The sampled bacteria are called ‘isolates’ and ensure only one type of bacteria is sequenced at a time.
By comparing the genomes of these isolates, scientists can say with confidence whether cholera bacteria from different countries are related to each other. They can also work out how closely related different isolates are and how recently they separated from each other. This can indicate how recently the isolates evolved – whether they separated from each other just a few days or weeks ago, or if they are more distantly related and separated by a few years or even decades.
This is useful information to know. If two people are found to be infected with cholera bacteria that are closely related, then it may suggest that they have both recently visited the same country or community and may even have drunk from the same contaminated water source.
That can help to track down the source, so attention can be turned to eliminating it.
Identifying outbreak origins of the 7th cholera pandemic
Sequencing a genome enables us to find out the exact order of DNA bases. Sequencing many genomes means we can compare them side-by-side to look for similarities and differences.
Scientists have done this with cholera, enabling them to draw a phylogenetic tree of cholera isolates from 1930 up to the present day. Like a family tree, a phylogenetic tree shows how different individuals are related to each other – including the single population at the root of the tree, which acts as the source of the outbreak.
Through this study, scientists have found that all cholera outbreaks since the 1930s can be traced directly back to this source population.
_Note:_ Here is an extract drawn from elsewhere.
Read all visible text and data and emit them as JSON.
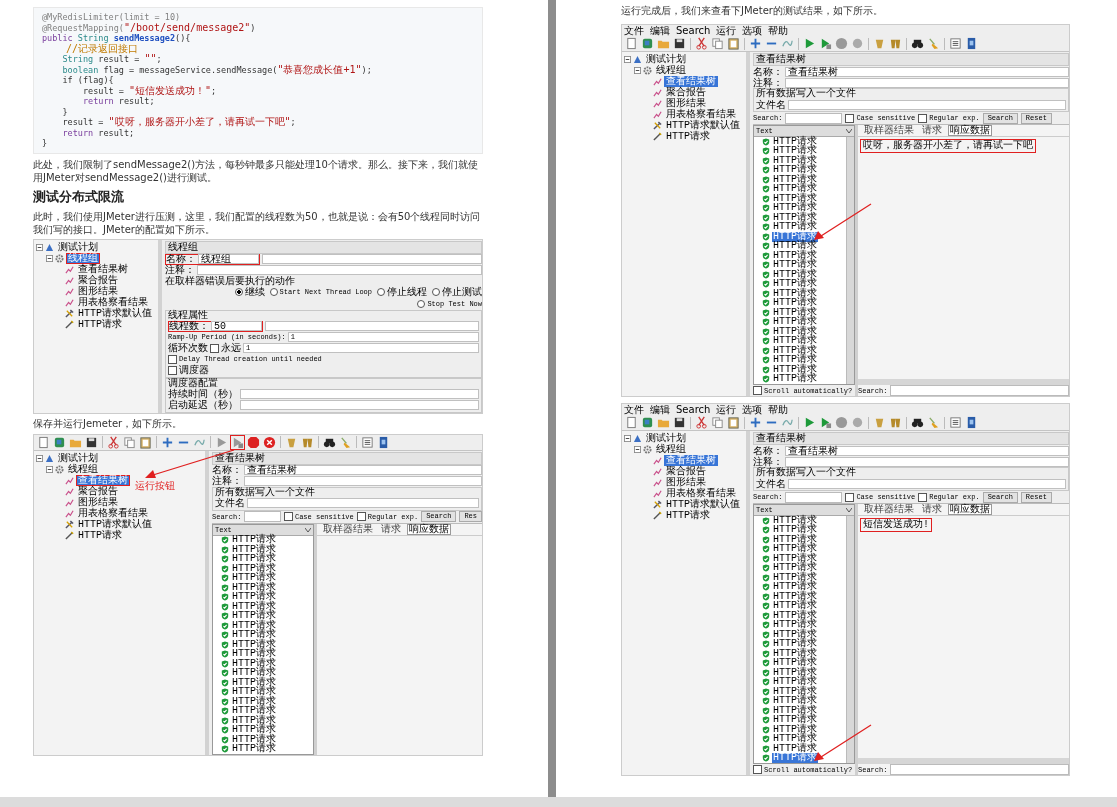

Each local outbreak eventually dies out – but the source population continues to exist and continues to evolve.
This asks the question: is the source population found in one place? Or does it move around?
Intriguingly, all cases of cholera from South Asia are closely related to the source population. Contrastingly, outbreaks in other parts of the world, like Africa and South America, were more distantly related to it.
Since the isolates from South Asia are most closely related to the source population, this suggested the source might also be in South Asia. Further investigation identified this source location as being in the Bay of Bengal, in the Ganges delta, positioned in the middle of India and Sri Lanka, Bangladesh and Myanmar (Burma).
Further research has since pinpointed this stretch of water as the world’s equivalent of the Broad Street Pump identified by John Snow, from which the world’s cholera pandemics stem.
With this information, scientists could focus their efforts on tackling cholera in the Bay of Bengal and helping to prevent further spread. However, this requires resources, funding and time to understand how cholera spreads and the nature of the water sources involved.
In 2017, the World Health Organization announced ‘cholera roadmap’ – a strategy to reduce cholera deaths by 90% by the year 2030. A multifaceted approach is needed, combining genomic surveillance, surveillance, water, sanitation and hygiene, social mobilisation, treatment, and oral cholera vaccines.
Building on the foundation of John Snow’s work all those decades ago, genomics now provides us with an extremely powerful tool to make high resolution maps to show how a whole host of infectious diseases spread. These maps can be used to understand outbreaks across regions, countries and continents but also in specific local communities and hospitals. Hopefully they will enable scientists and doctors to gain the upper hand when tackling infectious diseases like cholera in the future.